Recent interest has centered on photothermal surfaces with superhydrophobicity capable of being heated by sunlight, a green energy source abundant on the earth. However, most surfaces suffer from localized and uneven heating due to the inferior thermal conductivity. Thus, further assembling these surface properties with thermally conductive materials, especially metals, holds great potential for de-icing and defrosting, which, yet, remains largely unexplored.
“To address the above issues, we develop a facile fabrication approach to produce controllable copper nanowire assemblies. We found the morphology, height, and scale of the assemblies can be well tuned by adjusting the electrochemical parameters. Through wettability and photothermal tests, we found that most of nanowire assemblies can be treated superhydrophobic, with a sunlight absorption rate larger than 95 percent. Because of the high conductivity of copper materials, nanowire assemblies, especially the design with upright nanowires and an average microgroove width of 2-3 μm, enable superior de-icing and defrosting performances,” said Qixun Li (PhD student, now at Dalian University of Technology), the first co-author of the paper.
This innovative design can lead to two-three times shorter in overall defrosting durations than other three nanostructured surfaces merely with superhydrophobicity, photothermal effect, or a combination thereof. Impressively, this design achieves the highest defrosting efficiency (~100 percent) compared to previous works.

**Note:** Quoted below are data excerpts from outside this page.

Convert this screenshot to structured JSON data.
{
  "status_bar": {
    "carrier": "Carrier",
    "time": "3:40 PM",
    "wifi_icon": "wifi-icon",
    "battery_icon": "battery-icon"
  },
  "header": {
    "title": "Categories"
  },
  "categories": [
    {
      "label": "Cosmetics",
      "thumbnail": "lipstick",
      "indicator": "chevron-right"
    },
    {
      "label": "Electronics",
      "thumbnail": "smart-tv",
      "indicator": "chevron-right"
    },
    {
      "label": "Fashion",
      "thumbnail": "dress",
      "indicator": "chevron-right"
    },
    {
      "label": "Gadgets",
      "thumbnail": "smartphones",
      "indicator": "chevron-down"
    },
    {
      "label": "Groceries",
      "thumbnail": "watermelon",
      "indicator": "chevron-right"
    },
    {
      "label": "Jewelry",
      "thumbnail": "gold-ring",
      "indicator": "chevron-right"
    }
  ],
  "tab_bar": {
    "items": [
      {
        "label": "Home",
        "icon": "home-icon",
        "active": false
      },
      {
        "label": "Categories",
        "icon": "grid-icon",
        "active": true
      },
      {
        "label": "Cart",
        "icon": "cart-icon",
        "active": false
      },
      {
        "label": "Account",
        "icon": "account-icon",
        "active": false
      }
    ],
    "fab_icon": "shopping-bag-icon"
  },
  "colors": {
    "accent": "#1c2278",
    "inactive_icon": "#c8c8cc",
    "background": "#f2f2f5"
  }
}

"In principle, infusing the easy fabrication, high controllability, and diversity in morphology, the design of nanowire assemblies is promising in broad de-icing and defrosting applications that remove the need for traditional energy input. However, the durability, scalability, and chemical stability of the nanowire assemblies are limited in practical applications involving complex working conditions. It is necessary to develop more general micro/nano material processing methods to improve manufacturing efficiency, material scale, and surface durability. Despite this, the design concept of this work serves as a compass for future research endeavors, especially in cold areas facing power shortage," noted Xuehu Ma, a chemical engineering professor at the Dalian University of Technology and the corresponding author of the study.